N’Gai Croal, Consultant at Hit Detection
Don’t alienate game audiences through assigned difficulty, says Croal. Prince of Persia came under fire with Elika’s save mechanic because it took away a player’s ability to control how difficult the game experience was. He hints that the standardized difficulty settings–easy, difficult and hard–are dinosaurs. Games should instead allow gamers to choose their own difficulty setting based either on a conscious choice between risk and reward or based on a player’s real-time display of skill.
Clint Hocking, Creative Director at Ubisoft
Hocking delivered a passionate rant against the 100 point review system, arguing that critics should adopt a five star rating system instead. His argument is that the 100 point rating system cultivates the “cult of 90”– people who are automatically elevated to elite status by achieving this score. And since there is publisher pressure for developers to obtain a high score, the developers pressure critics for higher scores, and the whole system leads to score inflation.
Right now, Hocking says he can only compare contemporary games (say Metal Gear Solid 4 with Grand Theft Auto IV), and can not compare game historically (Splinter Cell versus Splinter Cell Chaos Theory) based on score. Hocking needs to be able to do that to do his job, he exclaimed.

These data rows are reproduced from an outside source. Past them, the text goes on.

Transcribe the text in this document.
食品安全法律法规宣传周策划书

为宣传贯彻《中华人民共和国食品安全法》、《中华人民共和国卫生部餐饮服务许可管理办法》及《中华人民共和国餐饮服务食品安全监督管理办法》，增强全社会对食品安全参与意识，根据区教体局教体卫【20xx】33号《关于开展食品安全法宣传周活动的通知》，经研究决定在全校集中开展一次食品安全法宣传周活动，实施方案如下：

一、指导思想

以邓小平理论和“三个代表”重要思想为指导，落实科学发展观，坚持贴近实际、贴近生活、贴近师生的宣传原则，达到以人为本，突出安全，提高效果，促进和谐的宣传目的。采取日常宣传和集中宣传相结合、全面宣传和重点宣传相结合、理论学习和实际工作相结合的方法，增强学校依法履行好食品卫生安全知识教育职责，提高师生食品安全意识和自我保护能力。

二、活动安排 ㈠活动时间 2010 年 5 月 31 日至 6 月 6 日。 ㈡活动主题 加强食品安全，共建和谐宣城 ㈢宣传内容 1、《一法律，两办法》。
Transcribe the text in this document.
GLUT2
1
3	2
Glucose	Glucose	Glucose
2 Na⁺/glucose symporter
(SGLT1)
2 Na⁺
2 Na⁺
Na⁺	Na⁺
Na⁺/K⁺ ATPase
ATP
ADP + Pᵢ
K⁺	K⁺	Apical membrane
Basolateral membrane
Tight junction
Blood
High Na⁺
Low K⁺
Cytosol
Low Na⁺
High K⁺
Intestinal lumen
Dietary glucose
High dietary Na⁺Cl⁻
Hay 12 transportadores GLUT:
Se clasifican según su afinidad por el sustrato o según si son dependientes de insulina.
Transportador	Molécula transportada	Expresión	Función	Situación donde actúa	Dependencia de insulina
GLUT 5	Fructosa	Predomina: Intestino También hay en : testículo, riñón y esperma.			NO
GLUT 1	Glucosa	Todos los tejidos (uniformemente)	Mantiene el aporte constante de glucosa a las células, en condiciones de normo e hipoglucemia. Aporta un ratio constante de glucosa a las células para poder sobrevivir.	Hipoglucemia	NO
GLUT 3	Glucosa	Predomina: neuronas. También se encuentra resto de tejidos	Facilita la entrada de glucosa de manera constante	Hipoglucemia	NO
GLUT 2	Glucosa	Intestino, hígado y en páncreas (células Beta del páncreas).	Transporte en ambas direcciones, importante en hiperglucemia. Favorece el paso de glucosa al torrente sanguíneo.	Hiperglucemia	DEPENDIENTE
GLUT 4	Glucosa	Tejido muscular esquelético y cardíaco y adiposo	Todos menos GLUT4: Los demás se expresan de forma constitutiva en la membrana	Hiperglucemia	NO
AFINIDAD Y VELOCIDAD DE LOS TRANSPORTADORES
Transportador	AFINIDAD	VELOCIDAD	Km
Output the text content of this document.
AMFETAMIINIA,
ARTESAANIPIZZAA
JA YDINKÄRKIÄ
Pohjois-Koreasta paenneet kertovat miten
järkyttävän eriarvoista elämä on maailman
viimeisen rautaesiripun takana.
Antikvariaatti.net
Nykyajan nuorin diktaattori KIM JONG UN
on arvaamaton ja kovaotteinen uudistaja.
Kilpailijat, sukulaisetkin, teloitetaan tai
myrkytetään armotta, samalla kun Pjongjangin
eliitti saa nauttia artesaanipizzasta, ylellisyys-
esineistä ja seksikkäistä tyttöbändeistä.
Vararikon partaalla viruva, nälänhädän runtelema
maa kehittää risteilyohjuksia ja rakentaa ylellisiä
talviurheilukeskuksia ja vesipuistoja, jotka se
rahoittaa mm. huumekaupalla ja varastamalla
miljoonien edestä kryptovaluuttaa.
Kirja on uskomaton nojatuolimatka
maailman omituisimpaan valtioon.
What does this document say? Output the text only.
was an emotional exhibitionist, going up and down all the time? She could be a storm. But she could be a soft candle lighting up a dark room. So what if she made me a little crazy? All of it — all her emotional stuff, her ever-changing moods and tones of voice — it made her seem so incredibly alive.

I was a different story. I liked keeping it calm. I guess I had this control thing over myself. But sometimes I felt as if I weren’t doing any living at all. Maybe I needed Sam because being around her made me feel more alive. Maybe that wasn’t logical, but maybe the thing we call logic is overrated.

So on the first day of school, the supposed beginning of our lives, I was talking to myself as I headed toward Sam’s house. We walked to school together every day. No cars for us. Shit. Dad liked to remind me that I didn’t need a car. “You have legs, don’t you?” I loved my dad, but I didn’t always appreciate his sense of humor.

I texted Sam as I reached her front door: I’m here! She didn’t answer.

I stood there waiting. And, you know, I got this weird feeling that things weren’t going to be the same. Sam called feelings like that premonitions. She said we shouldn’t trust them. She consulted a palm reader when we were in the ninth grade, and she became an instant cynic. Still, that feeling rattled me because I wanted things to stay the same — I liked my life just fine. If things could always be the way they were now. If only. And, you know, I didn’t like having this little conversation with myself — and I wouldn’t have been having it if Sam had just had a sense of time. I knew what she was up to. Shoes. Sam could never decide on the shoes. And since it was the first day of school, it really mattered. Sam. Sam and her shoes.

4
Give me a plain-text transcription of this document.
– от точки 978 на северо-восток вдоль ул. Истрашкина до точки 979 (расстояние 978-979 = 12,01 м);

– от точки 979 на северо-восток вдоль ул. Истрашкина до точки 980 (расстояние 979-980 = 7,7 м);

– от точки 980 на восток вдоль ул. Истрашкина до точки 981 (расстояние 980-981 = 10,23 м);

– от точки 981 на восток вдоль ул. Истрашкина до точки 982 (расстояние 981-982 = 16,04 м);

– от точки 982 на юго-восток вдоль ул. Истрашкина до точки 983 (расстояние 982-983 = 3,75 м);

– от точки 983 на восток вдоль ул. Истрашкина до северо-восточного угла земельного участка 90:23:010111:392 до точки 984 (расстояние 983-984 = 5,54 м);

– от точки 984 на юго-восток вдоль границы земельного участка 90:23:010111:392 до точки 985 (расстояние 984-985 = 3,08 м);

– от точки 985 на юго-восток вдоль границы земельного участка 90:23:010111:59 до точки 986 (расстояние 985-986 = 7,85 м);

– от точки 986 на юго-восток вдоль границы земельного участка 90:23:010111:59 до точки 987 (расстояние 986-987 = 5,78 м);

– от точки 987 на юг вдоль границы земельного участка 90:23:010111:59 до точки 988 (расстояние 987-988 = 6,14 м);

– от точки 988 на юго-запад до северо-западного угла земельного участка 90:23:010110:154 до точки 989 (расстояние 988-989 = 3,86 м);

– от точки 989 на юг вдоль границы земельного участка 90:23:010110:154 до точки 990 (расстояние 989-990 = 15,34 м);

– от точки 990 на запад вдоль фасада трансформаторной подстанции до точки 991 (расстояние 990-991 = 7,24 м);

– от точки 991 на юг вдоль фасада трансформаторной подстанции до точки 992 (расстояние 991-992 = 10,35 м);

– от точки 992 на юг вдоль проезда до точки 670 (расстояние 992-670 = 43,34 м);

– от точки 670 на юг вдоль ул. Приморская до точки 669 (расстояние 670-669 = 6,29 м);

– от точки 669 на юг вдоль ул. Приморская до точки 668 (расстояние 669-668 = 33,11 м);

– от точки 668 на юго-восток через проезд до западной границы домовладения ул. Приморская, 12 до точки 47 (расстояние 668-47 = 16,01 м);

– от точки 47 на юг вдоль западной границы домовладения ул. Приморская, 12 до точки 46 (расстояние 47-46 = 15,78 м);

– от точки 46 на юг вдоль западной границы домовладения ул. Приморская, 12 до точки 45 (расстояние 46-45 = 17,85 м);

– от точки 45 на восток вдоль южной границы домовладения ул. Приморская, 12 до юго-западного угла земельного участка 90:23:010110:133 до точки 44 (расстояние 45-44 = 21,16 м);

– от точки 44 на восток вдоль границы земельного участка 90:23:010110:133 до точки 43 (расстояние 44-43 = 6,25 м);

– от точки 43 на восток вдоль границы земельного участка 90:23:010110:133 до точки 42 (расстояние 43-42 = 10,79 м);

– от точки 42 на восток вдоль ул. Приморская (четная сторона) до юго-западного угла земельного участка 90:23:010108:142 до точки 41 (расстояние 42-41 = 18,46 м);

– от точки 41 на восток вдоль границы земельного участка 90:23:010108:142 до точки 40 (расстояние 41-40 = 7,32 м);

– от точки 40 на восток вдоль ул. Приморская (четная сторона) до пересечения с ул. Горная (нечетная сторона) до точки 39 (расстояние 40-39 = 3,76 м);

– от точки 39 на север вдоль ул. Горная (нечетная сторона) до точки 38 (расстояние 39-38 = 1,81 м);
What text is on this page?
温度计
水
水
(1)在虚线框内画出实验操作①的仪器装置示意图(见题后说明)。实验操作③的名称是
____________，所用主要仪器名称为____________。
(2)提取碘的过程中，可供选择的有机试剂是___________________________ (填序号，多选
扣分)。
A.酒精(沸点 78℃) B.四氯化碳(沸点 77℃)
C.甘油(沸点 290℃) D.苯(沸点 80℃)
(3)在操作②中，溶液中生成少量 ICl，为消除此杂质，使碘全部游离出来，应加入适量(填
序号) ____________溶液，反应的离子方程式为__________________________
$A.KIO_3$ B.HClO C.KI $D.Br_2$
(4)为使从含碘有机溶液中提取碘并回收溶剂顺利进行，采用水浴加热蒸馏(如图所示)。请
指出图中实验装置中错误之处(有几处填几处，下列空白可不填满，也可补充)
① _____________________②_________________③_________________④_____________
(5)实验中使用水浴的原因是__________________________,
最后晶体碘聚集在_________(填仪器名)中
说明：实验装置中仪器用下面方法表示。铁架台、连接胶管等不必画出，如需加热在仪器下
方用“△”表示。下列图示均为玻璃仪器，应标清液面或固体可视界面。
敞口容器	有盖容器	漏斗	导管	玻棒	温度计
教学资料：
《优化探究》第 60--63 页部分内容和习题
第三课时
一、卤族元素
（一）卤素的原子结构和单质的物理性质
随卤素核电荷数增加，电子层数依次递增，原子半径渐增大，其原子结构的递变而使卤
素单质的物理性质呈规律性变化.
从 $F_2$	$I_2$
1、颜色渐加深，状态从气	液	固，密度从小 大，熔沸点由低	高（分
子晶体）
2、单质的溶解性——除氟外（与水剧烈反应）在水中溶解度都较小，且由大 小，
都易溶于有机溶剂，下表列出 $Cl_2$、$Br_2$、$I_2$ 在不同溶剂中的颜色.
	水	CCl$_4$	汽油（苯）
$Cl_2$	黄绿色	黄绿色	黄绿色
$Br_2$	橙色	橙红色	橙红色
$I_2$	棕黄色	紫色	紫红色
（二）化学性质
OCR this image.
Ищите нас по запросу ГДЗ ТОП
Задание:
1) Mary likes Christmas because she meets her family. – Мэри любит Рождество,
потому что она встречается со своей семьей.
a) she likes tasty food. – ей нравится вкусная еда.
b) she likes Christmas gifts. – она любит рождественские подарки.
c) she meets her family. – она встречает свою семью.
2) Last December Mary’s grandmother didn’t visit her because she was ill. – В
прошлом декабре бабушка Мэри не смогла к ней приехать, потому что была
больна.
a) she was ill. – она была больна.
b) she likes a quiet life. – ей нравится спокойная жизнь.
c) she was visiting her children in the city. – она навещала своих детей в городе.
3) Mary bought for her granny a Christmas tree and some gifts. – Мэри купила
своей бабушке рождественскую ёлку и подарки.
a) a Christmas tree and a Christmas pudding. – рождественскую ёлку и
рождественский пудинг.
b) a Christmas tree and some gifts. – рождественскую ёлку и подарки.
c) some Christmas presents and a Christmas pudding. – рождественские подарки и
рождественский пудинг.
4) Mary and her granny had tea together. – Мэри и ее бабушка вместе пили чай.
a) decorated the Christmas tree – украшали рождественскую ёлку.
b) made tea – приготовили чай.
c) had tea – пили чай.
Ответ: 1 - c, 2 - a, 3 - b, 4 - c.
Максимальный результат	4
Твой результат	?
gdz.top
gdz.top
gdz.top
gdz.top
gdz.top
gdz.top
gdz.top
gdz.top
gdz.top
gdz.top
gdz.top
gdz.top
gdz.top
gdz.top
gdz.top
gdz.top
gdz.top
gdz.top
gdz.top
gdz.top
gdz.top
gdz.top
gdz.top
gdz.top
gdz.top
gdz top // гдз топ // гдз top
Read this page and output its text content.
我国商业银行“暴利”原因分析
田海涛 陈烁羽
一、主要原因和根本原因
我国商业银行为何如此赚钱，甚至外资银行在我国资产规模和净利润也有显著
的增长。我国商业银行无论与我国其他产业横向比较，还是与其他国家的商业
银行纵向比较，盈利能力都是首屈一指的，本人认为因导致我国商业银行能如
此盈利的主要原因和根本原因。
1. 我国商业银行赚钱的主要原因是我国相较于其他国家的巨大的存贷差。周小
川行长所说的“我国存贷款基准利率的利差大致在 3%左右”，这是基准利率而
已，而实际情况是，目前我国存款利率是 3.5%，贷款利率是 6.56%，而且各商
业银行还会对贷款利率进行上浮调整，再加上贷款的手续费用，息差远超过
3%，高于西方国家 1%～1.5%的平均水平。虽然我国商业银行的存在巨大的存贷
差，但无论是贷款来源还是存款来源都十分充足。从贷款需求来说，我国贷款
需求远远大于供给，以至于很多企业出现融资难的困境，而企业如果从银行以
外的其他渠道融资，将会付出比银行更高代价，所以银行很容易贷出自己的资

He believes that that the five star system relieves some of that pressure from review scores and put an end to score inflation. Then, he says, we can develop meaningful and thoughtful analysis instead of what the dubs “a comically absurd arms race.”
Jenova Chen, Creative Director at thatgamecompany
Since their inception, games have been built on the back of technology. Therefore, like early film, games have relied on primal emotions to sell their technology to consumers—stuff like aggression, rage and fear. But Chen poses that games should address the entirety of emotions—all the hues of fun. They should also make us laugh and cry. There is a desire for new user experiences, and it is up to developers to combine emotion, social interaction, and intellectual stimulation in new and exciting ways to engage the whole swath of game players, not simply the hardcore.
Frank Lantz, Creative Director, area/code
Games are not media, says Lantz. Games have been dubbed media because it’s an easy way to compare them to other forms of entertainment. The thinking is that games are media because you put a game into your disc tray in the same way you’d place a DVD into a player he says. But games existed before computers, and will exist after computers. Eventually, says Lantz, at some point computer processing will just be a feature of your game.
Games are also not consumables, he says. There are a lot of opportunities for profit by looking beyond at games as a service, he says. Games are not a medium. They do not carry an idea from one place to another. Instead, they are a conversation between developers and players and game systems. And that is what will propel gaming into an age of meaning, he says.